Paolini non dà lezioni ma instaura, in un continuo riflesso tra il passato e l’oggi, un dialogo aperto che ha come scenario una grande fabbrica, arricchito di puntata in puntata, scrittori come Noam Chomsky, Andri Snaer Magnason e Daniele Zovi, saggisti come David Quammen e Loretta Napoleoni, scienziati come l’epistemologa Naomi Oreskes, Barbara Mazzolai, Laura Airoldi e Mariella Rasotto, economisti come Mariana Mazzucato, giornalisti come Paolo Capelli, esploratori come Alex Bellini.
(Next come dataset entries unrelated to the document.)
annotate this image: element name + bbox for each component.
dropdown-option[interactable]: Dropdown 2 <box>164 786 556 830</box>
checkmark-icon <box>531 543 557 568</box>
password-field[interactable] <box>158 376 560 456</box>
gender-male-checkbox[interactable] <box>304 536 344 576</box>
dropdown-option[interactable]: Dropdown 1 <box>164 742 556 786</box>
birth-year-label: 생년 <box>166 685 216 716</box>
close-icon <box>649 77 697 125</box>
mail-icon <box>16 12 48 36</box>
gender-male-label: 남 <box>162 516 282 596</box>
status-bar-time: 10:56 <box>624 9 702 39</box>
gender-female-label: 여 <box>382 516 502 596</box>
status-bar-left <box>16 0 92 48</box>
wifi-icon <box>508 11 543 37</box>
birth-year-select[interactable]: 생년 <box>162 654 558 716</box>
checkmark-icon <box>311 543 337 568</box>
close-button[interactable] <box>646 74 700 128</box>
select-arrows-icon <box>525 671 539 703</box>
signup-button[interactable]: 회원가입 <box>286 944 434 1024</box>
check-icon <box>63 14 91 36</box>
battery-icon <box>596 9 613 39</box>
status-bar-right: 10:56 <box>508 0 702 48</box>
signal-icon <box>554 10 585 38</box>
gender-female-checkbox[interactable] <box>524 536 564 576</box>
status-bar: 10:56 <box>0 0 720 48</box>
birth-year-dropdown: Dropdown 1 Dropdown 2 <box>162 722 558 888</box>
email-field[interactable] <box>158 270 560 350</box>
Un tragitto che passa per luoghi come l’altipiano di Asiago, dove nel 2019 la tempesta Vaia ha abbattuto un milione di alberi in pochissimi minuti, o nel golfo di Trieste e attraverso momenti di rappresentazione, con il coro dei corvi meccatronici di Marta Cuscunà o Noè (Paolini), manutentore senza tempo della fabbrica. Nella prima puntata, dal titolo “Pipistrelli e virus”, si va dalla nascita del pensiero ecologico, grazie anche a una scienziata coraggiosa come Rachel Carson (suo uno dei testi di fondazione, “Primavera silenziosa”, uscito nel 1962, due anni prima della sua morte per un tumore) e la sua battaglia contro il Ddt, subito osteggiata, ai ricercatori che hanno ricostruito la storia delle moderne pandemie, come Carlo Urbani, il medico italiano che bloccò l’epidemia della Sars e perse la vita, fino al Covid.

«Abbiamo deciso di trovare un modo di racconto che non fosse angosciante, che non fosse quello del giornalismo d’inchiesta. Nella prima puntata ad esempio, non ci fermiamo all’attualità, ma torniamo alle cause generali, a ciò che aveva scritto Quammen nel 2013, sui salti di specie e a cosa può innescare la perdita della biodiversità o al mistero dei pipistrelli poco studiati fino a pochi anni fa».

Paolini si augura che «si condivida con qualcuno la visione del programma, in modo ci sia la possibilità di parlarne. Anche perché per agire serve la consapevolezza insieme all’entusiasmo. Gli esseri umani altre volte hanno compiuto rivoluzioni culturali in tempi brevissimi ma quasi sempre in direzione egoistica. Ora però forse stiamo capendo che il soggetto del futuro sono dei noi».